Some who advocate for the minimal regulation of the marketplace may see no ethical problem here. Libertarians might argue that this employee made the decision to work for this firm and she has the freedom to walk away and find employment in another one. Or pragmatists might say that she can always make arrangements for childcare so that she can return to work as soon as she is medically able to do so, taking personal responsibility for the consequences of her becoming pregnant.

Such positions, though, do not look very far ahead to the real consequences of such hard-nosed and rather hard-hearted arguments. Consider the effect such behavior has on a firm’s reputation. I heard this story at a dinner party from someone who had heard it from someone else in the city in which this firm has its home office. While such story telling has real value in warning people about which employers to avoid, it can have a devastating effect on the firm in question, making it hard to attract the best employees and, even worse, creating a negative impression of the firm among prospective clients and within the communities in which it practices. A decision that might have given the firm a short-term business advantage – not extending FMLA to its overseas employees – can have terrible long-term implications for its business worldwide.

Inside the firm, employees will not want to work in the firm’s overseas offices if that means a loss of benefits. Firms, instead, should incentivize workers to take posts in foreign countries, given the inconvenience and disruption this can cause in a employee’s private life. Also, having dramatically unequal treatment of staff within the same organization can create all sorts of tensions that lead, in turn, to a discouraged and disgruntled workforce – not a formula for success in an increasingly competitive global economy.
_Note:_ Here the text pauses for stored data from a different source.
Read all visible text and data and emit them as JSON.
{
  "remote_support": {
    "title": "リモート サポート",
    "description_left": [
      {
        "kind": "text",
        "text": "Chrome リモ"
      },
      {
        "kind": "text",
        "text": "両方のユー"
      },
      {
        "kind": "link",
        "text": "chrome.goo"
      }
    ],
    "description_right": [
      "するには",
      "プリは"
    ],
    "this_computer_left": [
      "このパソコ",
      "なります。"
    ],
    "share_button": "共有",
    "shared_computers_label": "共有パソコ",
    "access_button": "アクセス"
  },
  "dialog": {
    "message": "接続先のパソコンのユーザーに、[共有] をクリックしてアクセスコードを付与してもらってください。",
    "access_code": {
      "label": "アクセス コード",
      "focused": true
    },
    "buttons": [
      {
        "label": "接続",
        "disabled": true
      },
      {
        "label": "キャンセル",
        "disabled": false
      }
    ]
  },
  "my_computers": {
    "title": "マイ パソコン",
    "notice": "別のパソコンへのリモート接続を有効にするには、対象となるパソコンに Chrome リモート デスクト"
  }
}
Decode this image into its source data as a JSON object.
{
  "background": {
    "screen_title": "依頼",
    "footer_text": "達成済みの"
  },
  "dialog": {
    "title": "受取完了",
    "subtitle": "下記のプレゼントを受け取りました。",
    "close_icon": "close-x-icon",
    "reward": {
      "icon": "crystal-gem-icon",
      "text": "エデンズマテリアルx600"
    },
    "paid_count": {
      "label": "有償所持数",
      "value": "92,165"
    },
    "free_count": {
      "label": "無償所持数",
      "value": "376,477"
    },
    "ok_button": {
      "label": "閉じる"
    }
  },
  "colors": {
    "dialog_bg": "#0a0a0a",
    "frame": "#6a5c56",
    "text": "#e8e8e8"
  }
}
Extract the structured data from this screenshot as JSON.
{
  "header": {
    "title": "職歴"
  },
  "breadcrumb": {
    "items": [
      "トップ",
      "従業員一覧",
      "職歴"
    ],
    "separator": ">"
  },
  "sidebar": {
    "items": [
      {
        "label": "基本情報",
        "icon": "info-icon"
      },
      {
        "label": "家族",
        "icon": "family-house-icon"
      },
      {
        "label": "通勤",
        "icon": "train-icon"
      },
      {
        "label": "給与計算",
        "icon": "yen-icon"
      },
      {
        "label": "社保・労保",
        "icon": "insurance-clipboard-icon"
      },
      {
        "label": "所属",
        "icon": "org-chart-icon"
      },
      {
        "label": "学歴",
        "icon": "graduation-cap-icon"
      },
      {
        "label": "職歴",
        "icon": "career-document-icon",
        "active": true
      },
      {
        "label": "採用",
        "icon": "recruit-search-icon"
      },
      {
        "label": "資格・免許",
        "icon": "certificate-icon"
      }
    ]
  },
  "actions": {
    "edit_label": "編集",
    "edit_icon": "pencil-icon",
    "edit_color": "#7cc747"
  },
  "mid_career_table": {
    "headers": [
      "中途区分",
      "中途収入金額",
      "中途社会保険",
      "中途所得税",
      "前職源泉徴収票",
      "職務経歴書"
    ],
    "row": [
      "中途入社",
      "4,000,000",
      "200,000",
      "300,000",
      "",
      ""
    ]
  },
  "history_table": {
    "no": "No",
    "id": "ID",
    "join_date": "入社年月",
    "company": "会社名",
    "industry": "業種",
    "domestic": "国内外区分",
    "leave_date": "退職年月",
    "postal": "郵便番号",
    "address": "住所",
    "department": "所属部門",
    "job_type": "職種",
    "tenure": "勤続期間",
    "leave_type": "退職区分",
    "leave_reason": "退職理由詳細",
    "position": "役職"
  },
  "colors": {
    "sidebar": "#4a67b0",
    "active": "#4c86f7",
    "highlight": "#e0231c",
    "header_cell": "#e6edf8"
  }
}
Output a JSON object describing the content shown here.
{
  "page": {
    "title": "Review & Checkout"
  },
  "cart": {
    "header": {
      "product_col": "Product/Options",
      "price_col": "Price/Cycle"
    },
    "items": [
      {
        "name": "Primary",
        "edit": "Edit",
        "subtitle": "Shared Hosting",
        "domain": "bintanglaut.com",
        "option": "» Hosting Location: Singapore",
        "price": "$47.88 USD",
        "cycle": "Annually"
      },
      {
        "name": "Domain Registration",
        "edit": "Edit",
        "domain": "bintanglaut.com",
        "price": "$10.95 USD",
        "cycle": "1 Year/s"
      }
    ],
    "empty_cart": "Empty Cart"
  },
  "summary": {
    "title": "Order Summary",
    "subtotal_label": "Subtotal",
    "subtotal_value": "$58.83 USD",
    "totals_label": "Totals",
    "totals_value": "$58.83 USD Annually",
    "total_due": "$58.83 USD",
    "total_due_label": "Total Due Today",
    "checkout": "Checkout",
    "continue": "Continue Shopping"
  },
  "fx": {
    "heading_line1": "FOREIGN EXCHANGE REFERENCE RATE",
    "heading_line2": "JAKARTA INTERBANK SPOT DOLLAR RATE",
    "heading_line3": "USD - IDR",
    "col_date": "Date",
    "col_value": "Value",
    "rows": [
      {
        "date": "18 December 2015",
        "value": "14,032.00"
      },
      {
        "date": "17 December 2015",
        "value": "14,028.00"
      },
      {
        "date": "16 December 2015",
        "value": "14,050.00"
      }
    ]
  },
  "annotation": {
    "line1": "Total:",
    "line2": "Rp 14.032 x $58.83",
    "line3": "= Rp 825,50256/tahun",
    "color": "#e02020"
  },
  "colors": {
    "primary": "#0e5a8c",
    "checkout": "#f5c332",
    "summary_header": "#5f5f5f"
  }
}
If anything, firms with overseas offices should offer as many benefits and perks as possible to find the very best employees as possible, regardless of what the law allows them to avoid.

You could argue that governmental requirements that a firm obey a law like FMLA or marketplace incentives that it does so in order to compete and to protect their reputation both lead to the same outcome, raising the question of whether it matters how we achieve such a goal. But there is a difference: depending on the marketplace alone does not guarantee that a firm will see what is in its best interest. Nor does it prevent a lot of individuals, like this designer, from suffering the unfortunate consequences of a firm’s shortsighted and self-destructive decisions.